As an audiologist is an integral part of we play a vital role in ensuring and regulating newborn hearing screening based on analyzing the suggestions it can be clear that the only way we can achieve the goal faster is by taking keen and prompt actions. Primarily as a professional, it is our utmost duty to stay informed and keep track of the latest research, guidelines, and best practices related to newborn hearing screening. A well-knit connection with hospitals, and inter-disciplinary professional organizations can make the task of coordination and cooperation easier. A similar study in literature in support of this discusses that developing countries must promote community-based screening programs, recognize the importance of trained nonprofessional screeners, and have an efficient database as the number of newborns screened for hearing loss increases [25].

Conclusions

In summary, this study sheds light on the challenges faced by audiologists in implementing effective newborn hearing screening programs in a developing country like India. The findings highlight the lack of uniform protocols, insufficient funding, limited awareness, and manpower issues hindering the process.

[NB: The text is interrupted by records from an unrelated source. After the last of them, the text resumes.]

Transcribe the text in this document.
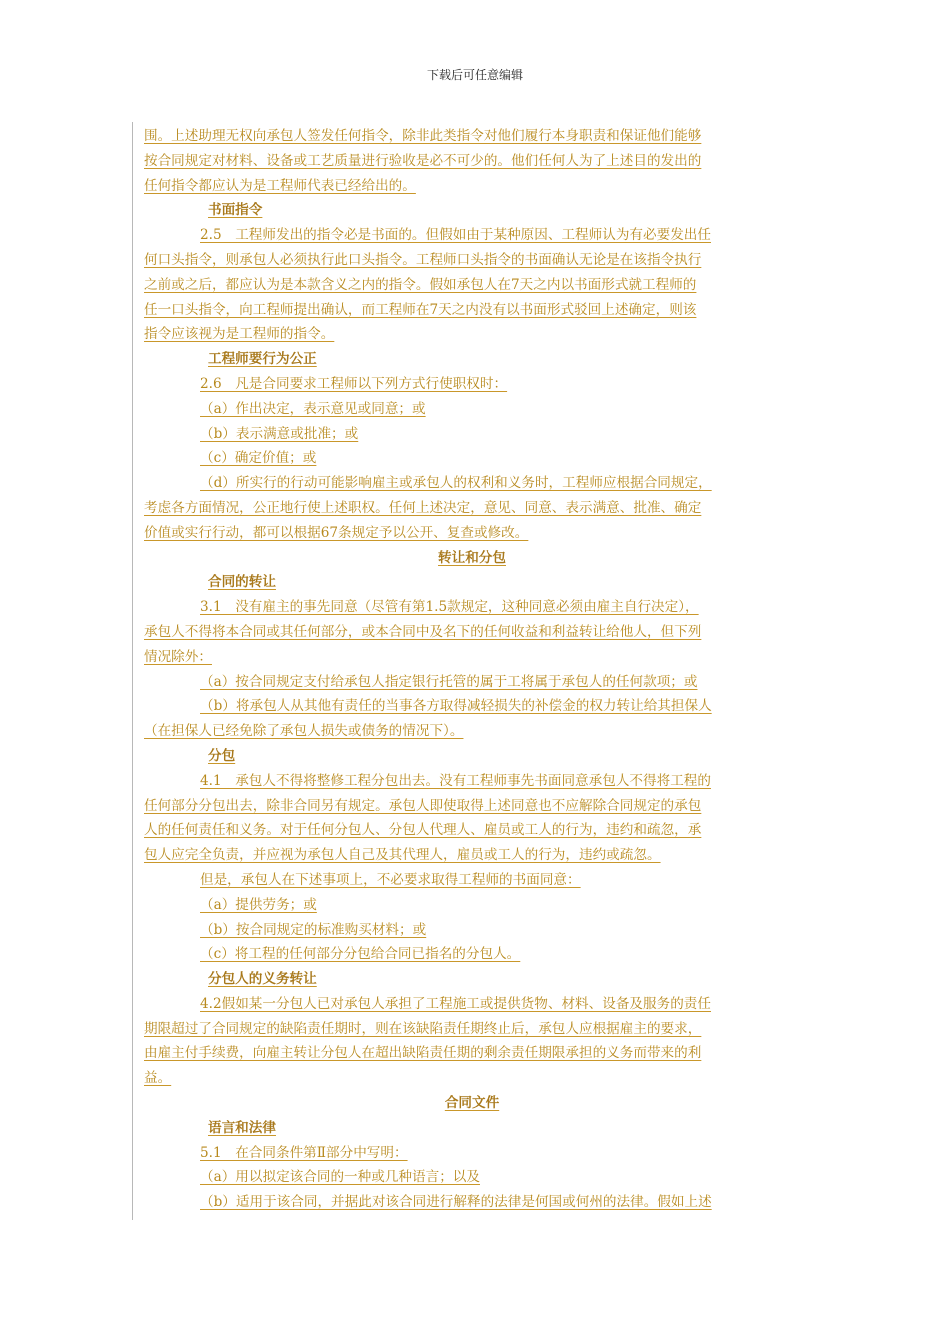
下载后可任意编辑
围。上述助理无权向承包人签发任何指令，除非此类指令对他们履行本身职责和保证他们能够
按合同规定对材料、设备或工艺质量进行验收是必不可少的。他们任何人为了上述目的发出的
任何指令都应认为是工程师代表已经给出的。
书面指令
2.5　工程师发出的指令必是书面的。但假如由于某种原因、工程师认为有必要发出任
何口头指令，则承包人必须执行此口头指令。工程师口头指令的书面确认无论是在该指令执行
之前或之后，都应认为是本款含义之内的指令。假如承包人在7天之内以书面形式就工程师的
任一口头指令，向工程师提出确认，而工程师在7天之内没有以书面形式驳回上述确定，则该
指令应该视为是工程师的指令。
工程师要行为公正
2.6　凡是合同要求工程师以下列方式行使职权时：
（a）作出决定，表示意见或同意；或
（b）表示满意或批准；或
（c）确定价值；或
（d）所实行的行动可能影响雇主或承包人的权利和义务时，工程师应根据合同规定，
考虑各方面情况，公正地行使上述职权。任何上述决定，意见、同意、表示满意、批准、确定
价值或实行行动，都可以根据67条规定予以公开、复查或修改。
转让和分包
合同的转让
3.1　没有雇主的事先同意（尽管有第1.5款规定，这种同意必须由雇主自行决定），
承包人不得将本合同或其任何部分，或本合同中及名下的任何收益和利益转让给他人，但下列
情况除外：
（a）按合同规定支付给承包人指定银行托管的属于工将属于承包人的任何款项；或
（b）将承包人从其他有责任的当事各方取得减轻损失的补偿金的权力转让给其担保人
（在担保人已经免除了承包人损失或债务的情况下）。
分包
4.1　承包人不得将整修工程分包出去。没有工程师事先书面同意承包人不得将工程的
任何部分分包出去，除非合同另有规定。承包人即使取得上述同意也不应解除合同规定的承包
人的任何责任和义务。对于任何分包人、分包人代理人、雇员或工人的行为，违约和疏忽，承
包人应完全负责，并应视为承包人自己及其代理人，雇员或工人的行为，违约或疏忽。
但是，承包人在下述事项上，不必要求取得工程师的书面同意：
（a）提供劳务；或
（b）按合同规定的标准购买材料；或
（c）将工程的任何部分分包给合同已指名的分包人。
分包人的义务转让
4.2假如某一分包人已对承包人承担了工程施工或提供货物、材料、设备及服务的责任
期限超过了合同规定的缺陷责任期时，则在该缺陷责任期终止后，承包人应根据雇主的要求，
由雇主付手续费，向雇主转让分包人在超出缺陷责任期的剩余责任期限承担的义务而带来的利
益。
合同文件
语言和法律
5.1　在合同条件第Ⅱ部分中写明：
（a）用以拟定该合同的一种或几种语言；以及
（b）适用于该合同，并据此对该合同进行解释的法律是何国或何州的法律。假如上述
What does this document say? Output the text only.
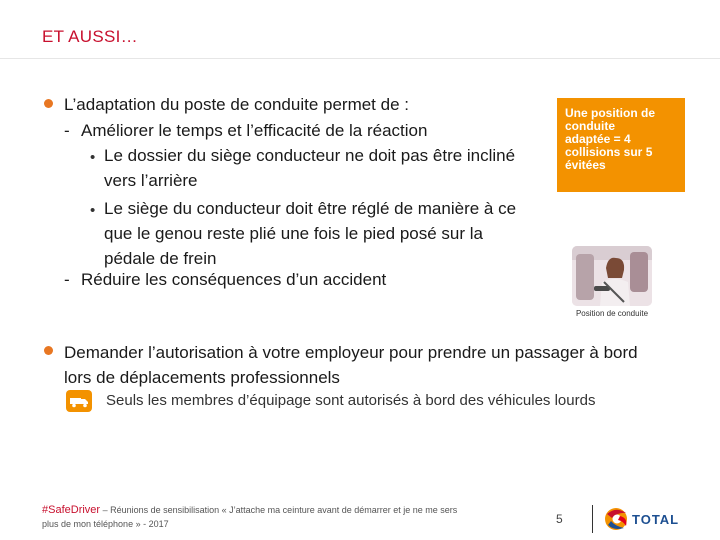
ET AUSSI…
L’adaptation du poste de conduite permet de :
- Améliorer le temps et l’efficacité de la réaction
• Le dossier du siège conducteur ne doit pas être incliné
vers l’arrière
• Le siège du conducteur doit être réglé de manière à ce
que le genou reste plié une fois le pied posé sur la
pédale de frein
- Réduire les conséquences d’un accident

Une position de
conduite
adaptée = 4
collisions sur 5
évitées

Position de conduite
Demander l’autorisation à votre employeur pour prendre un passager à bord
lors de déplacements professionnels
Seuls les membres d’équipage sont autorisés à bord des véhicules lourds
#SafeDriver – Réunions de sensibilisation « J’attache ma ceinture avant de démarrer et je ne me sers
plus de mon téléphone » - 2017	5	TOTAL
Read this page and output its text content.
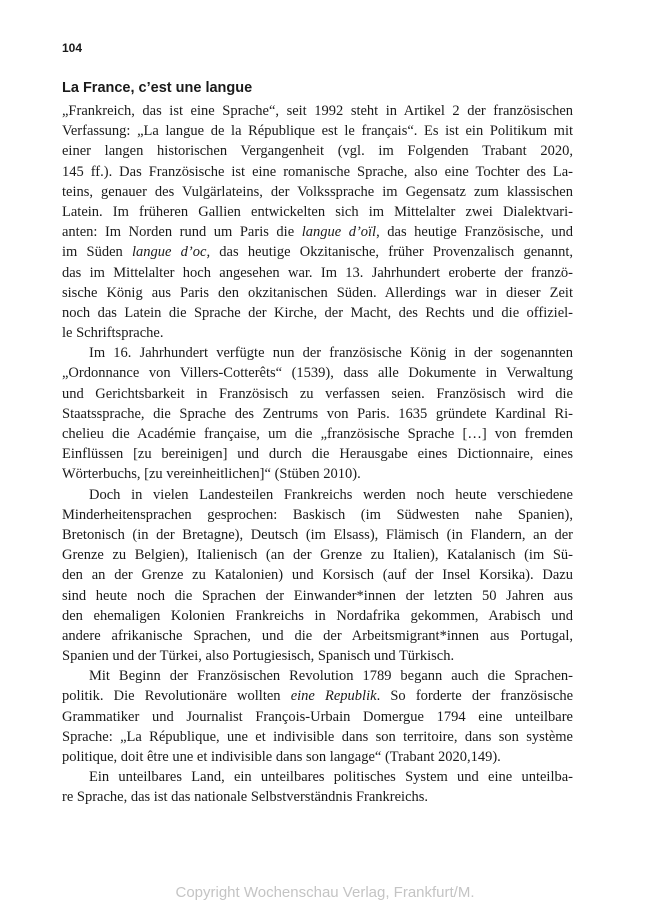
104
La France, c’est une langue
„Frankreich, das ist eine Sprache“, seit 1992 steht in Artikel 2 der französischen
Verfassung: „La langue de la République est le français“. Es ist ein Politikum mit
einer langen historischen Vergangenheit (vgl. im Folgenden Trabant 2020,
145 ff.). Das Französische ist eine romanische Sprache, also eine Tochter des La-
teins, genauer des Vulgärlateins, der Volkssprache im Gegensatz zum klassischen
Latein. Im früheren Gallien entwickelten sich im Mittelalter zwei Dialektvari-
anten: Im Norden rund um Paris die langue d’oïl, das heutige Französische, und
im Süden langue d’oc, das heutige Okzitanische, früher Provenzalisch genannt,
das im Mittelalter hoch angesehen war. Im 13. Jahrhundert eroberte der franzö-
sische König aus Paris den okzitanischen Süden. Allerdings war in dieser Zeit
noch das Latein die Sprache der Kirche, der Macht, des Rechts und die offiziel-
le Schriftsprache.
Im 16. Jahrhundert verfügte nun der französische König in der sogenannten
„Ordonnance von Villers-Cotterêts“ (1539), dass alle Dokumente in Verwaltung
und Gerichtsbarkeit in Französisch zu verfassen seien. Französisch wird die
Staatssprache, die Sprache des Zentrums von Paris. 1635 gründete Kardinal Ri-
chelieu die Académie française, um die „französische Sprache […] von fremden
Einflüssen [zu bereinigen] und durch die Herausgabe eines Dictionnaire, eines
Wörterbuchs, [zu vereinheitlichen]“ (Stüben 2010).
Doch in vielen Landesteilen Frankreichs werden noch heute verschiedene
Minderheitensprachen gesprochen: Baskisch (im Südwesten nahe Spanien),
Bretonisch (in der Bretagne), Deutsch (im Elsass), Flämisch (in Flandern, an der
Grenze zu Belgien), Italienisch (an der Grenze zu Italien), Katalanisch (im Sü-
den an der Grenze zu Katalonien) und Korsisch (auf der Insel Korsika). Dazu
sind heute noch die Sprachen der Einwander*innen der letzten 50 Jahren aus
den ehemaligen Kolonien Frankreichs in Nordafrika gekommen, Arabisch und
andere afrikanische Sprachen, und die der Arbeitsmigrant*innen aus Portugal,
Spanien und der Türkei, also Portugiesisch, Spanisch und Türkisch.
Mit Beginn der Französischen Revolution 1789 begann auch die Sprachen-
politik. Die Revolutionäre wollten eine Republik. So forderte der französische
Grammatiker und Journalist François-Urbain Domergue 1794 eine unteilbare
Sprache: „La République, une et indivisible dans son territoire, dans son système
politique, doit être une et indivisible dans son langage“ (Trabant 2020,149).
Ein unteilbares Land, ein unteilbares politisches System und eine unteilba-
re Sprache, das ist das nationale Selbstverständnis Frankreichs.
Copyright Wochenschau Verlag, Frankfurt/M.
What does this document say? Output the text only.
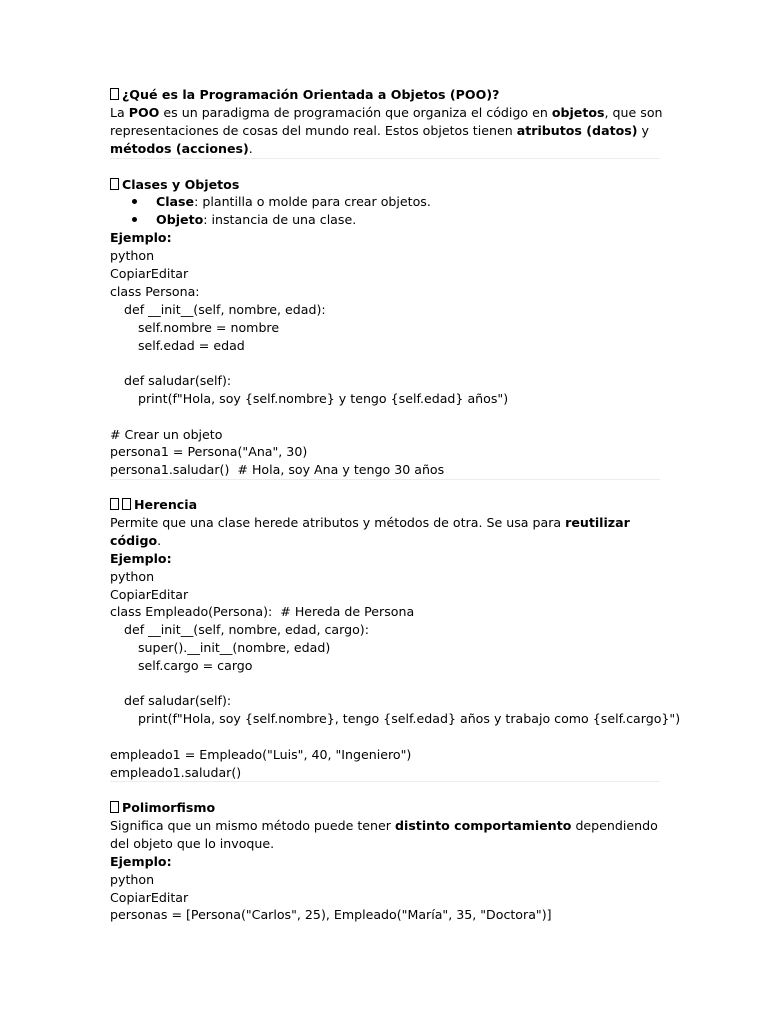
¿Qué es la Programación Orientada a Objetos (POO)?
La POO es un paradigma de programación que organiza el código en objetos, que son
representaciones de cosas del mundo real. Estos objetos tienen atributos (datos) y
métodos (acciones).
Clases y Objetos
Clase: plantilla o molde para crear objetos.
Objeto: instancia de una clase.
Ejemplo:
python
CopiarEditar
class Persona:
def __init__(self, nombre, edad):
self.nombre = nombre
self.edad = edad
def saludar(self):
print(f"Hola, soy {self.nombre} y tengo {self.edad} años")
# Crear un objeto
persona1 = Persona("Ana", 30)
persona1.saludar()  # Hola, soy Ana y tengo 30 años
Herencia
Permite que una clase herede atributos y métodos de otra. Se usa para reutilizar
código.
Ejemplo:
python
CopiarEditar
class Empleado(Persona):  # Hereda de Persona
def __init__(self, nombre, edad, cargo):
super().__init__(nombre, edad)
self.cargo = cargo
def saludar(self):
print(f"Hola, soy {self.nombre}, tengo {self.edad} años y trabajo como {self.cargo}")
empleado1 = Empleado("Luis", 40, "Ingeniero")
empleado1.saludar()
Polimorfismo
Significa que un mismo método puede tener distinto comportamiento dependiendo
del objeto que lo invoque.
Ejemplo:
python
CopiarEditar
personas = [Persona("Carlos", 25), Empleado("María", 35, "Doctora")]
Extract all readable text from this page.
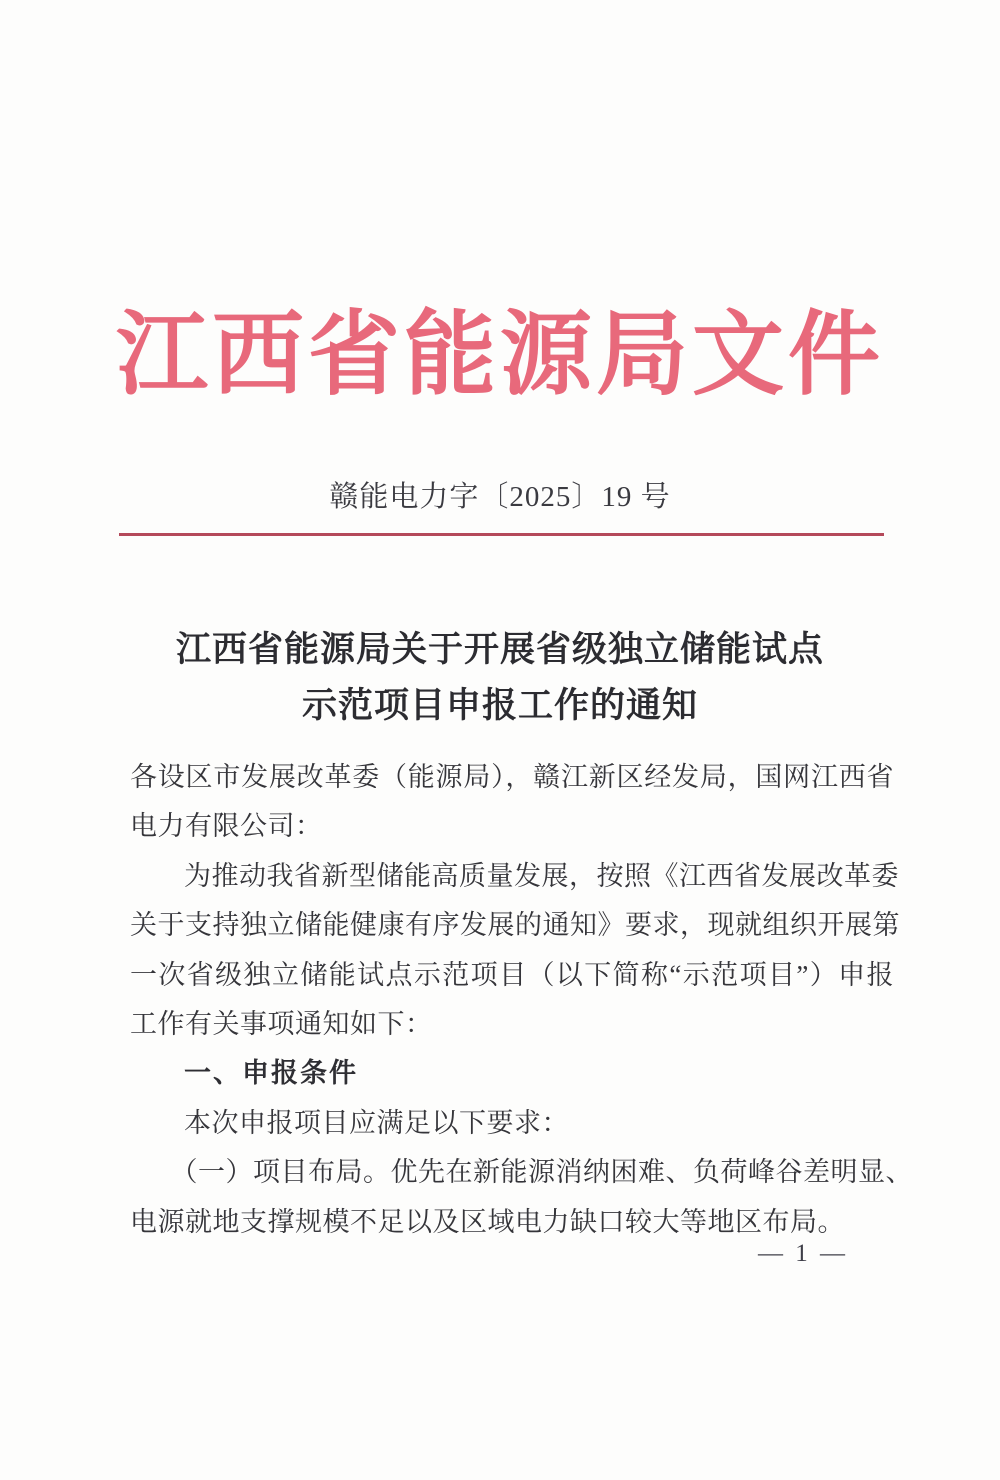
江西省能源局文件
赣能电力字〔2025〕19 号
江西省能源局关于开展省级独立储能试点
示范项目申报工作的通知
各设区市发展改革委（能源局），赣江新区经发局，国网江西省
电力有限公司：
为推动我省新型储能高质量发展，按照《江西省发展改革委
关于支持独立储能健康有序发展的通知》要求，现就组织开展第
一次省级独立储能试点示范项目（以下简称“示范项目”）申报
工作有关事项通知如下：
一、申报条件
本次申报项目应满足以下要求：
（一）项目布局。优先在新能源消纳困难、负荷峰谷差明显、
电源就地支撑规模不足以及区域电力缺口较大等地区布局。
— 1 —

Notably, the shortage of audiologists in rural areas results in a significant portion of newborns missing screenings, emphasizing the need for training community health workers to bridge this gap. The current study also highlights that the identification of disorders such as ANSD is being missed in India as AABR is not used in many programs. Additionally, it is of utmost importance to establish a nationwide program for universal neonatal hearing screening, employing a standardized protocol, offering regular training, involving a multidisciplinary team, and ensuring follow-up procedures for cases identified as “refer.” Furthermore, the study emphasizes the necessity for proactive measures among audiologists, including staying updated on research, collaborating with healthcare institutions, and actively engaging in community-based screening initiatives. Continuous monitoring, data analysis, and research are vital to enhancing the newborn hearing screening landscape, ultimately contributing to evidence-based practices and policy improvements.